The end of Roe v. Wade. The threat to IVF. The demonization of LGBTQ+ people. The never-ending debate of bikinis or burqas — which exploits women more under the male gaze? With religious extremism, specifically Christian nationalism, coming to the forefront of politics as its proponents fight to destroy and/or undo the civil rights work that decades of protest have won, it’s difficult to see religion as anything but oppressive. That was the fundamental question that inspired me to start writing this work: When religion is so oppressive, what’s the point in subscribing to it? How do people find strength in it? 


It turns out, there’s a lot of theologians and academics discussing this same topic. They do so through a niche branch of theology titled, “Black Liberation Theology.” Founded by James Cone in 1969, with his book, Black Theology and Black Power, it explores how the Christian faith speaks to the disenfranchised. 


I read Cone’s book, The Cross and The Lynching Tree, in my Faith & Critical Reasoning class — which, for everyone who didn’t attend Fordham, was our freshmen theology course. The book crystallized my question above, as it discussed the tension between the Christians that enslaved people and the Christian who were enslaved. Even though white supremacy was grounded in more obscure stories, like that of Ham, Cone argues that African-American spirituality found a home in the Passion of Jesus Christ, which I believe is the most important story within the entirety of the Bible. For anyone who’s not familiar with the Passion, it’s the story about how Jesus died on the cross. That phrase is so ubiquitous in Western culture, that it’s pretty removed from the story’s true pathos. Jesus chooses to die one of the most painful, humiliating deaths—a death that shook, yet did not destroy, his faith in God and his love for his fellow people—in order to save humanity. Cone finds that many Black Christian communities within the US, specifically during the lynching era (when many Black men and women died equally painful, humiliating deaths at the hands of white Christians), pull their strength from the paradox of the cross. The paradox, as Cone defines it, is that the cross “inverts the world’s value system with the news that hope comes by way of defeat, that suffering and death do not have the last word” (18). 


Reading The Cross and The Lynching Tree also made me think back to the last book I read, Merlin Stone’s When God Was A Woman.
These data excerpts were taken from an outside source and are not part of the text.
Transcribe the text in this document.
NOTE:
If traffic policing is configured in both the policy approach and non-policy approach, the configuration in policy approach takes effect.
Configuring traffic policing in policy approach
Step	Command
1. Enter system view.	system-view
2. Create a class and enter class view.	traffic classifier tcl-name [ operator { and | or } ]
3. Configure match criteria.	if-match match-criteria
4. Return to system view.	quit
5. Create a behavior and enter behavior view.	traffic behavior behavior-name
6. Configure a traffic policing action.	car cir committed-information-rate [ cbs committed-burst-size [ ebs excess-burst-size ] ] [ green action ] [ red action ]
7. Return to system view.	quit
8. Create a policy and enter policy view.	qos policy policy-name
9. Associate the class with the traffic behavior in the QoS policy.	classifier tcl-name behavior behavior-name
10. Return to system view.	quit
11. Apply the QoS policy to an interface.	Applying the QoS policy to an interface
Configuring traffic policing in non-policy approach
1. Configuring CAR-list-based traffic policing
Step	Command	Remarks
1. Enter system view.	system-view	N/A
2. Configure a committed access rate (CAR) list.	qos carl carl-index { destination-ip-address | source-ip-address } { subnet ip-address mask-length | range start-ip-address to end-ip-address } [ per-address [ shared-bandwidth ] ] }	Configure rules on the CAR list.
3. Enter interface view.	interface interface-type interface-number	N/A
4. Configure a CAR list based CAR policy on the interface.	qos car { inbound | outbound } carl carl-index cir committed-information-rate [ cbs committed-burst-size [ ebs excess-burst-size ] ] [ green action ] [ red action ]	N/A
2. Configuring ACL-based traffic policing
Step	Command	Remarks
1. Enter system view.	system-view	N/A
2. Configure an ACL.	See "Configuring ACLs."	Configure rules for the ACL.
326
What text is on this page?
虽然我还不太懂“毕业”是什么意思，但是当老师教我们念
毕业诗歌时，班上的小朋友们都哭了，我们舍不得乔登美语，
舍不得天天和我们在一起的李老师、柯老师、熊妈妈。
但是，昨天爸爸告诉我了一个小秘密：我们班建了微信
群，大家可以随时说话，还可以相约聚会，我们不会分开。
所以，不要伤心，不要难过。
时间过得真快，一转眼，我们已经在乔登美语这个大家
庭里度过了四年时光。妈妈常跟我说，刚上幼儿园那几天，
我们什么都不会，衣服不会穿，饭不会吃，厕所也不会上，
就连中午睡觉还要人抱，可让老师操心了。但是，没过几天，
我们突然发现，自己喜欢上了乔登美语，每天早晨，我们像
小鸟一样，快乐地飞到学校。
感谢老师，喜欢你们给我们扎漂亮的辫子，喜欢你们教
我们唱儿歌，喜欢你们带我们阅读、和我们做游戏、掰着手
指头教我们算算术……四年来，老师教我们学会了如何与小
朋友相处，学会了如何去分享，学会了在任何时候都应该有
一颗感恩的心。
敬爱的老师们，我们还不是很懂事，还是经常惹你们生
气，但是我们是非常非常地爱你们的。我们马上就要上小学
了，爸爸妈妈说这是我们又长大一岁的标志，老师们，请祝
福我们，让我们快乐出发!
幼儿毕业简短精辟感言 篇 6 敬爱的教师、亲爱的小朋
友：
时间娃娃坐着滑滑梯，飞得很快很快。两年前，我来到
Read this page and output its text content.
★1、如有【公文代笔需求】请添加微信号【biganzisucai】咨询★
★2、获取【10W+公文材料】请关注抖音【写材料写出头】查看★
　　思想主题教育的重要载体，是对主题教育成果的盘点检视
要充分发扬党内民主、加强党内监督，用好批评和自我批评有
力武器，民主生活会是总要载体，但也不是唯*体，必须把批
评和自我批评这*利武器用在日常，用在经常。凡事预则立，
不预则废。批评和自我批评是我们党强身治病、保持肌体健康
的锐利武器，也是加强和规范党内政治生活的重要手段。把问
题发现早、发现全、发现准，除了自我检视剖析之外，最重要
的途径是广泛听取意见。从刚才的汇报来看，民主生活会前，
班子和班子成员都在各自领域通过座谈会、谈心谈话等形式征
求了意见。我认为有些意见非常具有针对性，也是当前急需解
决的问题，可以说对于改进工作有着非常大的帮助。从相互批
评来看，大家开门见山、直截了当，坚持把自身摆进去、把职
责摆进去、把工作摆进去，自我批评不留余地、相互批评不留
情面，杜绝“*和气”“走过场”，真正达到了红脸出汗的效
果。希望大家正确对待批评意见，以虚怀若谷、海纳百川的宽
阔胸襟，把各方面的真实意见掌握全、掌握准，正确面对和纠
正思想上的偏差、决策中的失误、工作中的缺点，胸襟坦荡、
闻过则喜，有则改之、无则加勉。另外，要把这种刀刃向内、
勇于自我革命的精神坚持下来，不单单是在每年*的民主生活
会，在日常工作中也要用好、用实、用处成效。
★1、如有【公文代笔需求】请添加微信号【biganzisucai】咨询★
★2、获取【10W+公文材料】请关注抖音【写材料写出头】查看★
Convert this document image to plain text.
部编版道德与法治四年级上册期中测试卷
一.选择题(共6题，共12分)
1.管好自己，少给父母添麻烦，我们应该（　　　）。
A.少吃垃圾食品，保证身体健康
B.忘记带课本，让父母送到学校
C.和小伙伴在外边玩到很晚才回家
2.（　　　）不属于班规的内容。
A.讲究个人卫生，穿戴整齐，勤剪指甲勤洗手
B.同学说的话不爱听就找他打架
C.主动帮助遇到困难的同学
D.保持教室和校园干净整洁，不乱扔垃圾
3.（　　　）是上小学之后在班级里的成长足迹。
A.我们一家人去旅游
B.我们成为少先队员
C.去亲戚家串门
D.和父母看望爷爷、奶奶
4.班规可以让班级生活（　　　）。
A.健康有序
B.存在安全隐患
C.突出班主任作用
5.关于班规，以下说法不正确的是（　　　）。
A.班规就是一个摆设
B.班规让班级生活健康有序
As I mentioned in that blog post, I felt really horrible after reading Stone’s arguments for how oppressive the Bible, which inspired so much of my cultural upbringing, was towards women. Cone and his liberation theology empowered me to disregard the stories that explain the subjugation of women, and highlight the moments when the story held up people that looked like me. I truly believe that if Jesus Christ, whom Christians supposedly follow, didn’t respect women, then his closest disciple wouldn’t have been one. Peter would have visited the cave, seen the angels, and witnessed the re-birth of Jesus first. But he didn’t. Mary Magdalene did. 


I’ve been really inspired by Cone’s emphasis on the paradox of the crucifix in how it explains the complicated nature of this faith, and the impact that it’s had on American culture as a result. I’m now entering the re-reading and revising step of my project, and am excited to think about how I can incorporate such a rich truth into my book.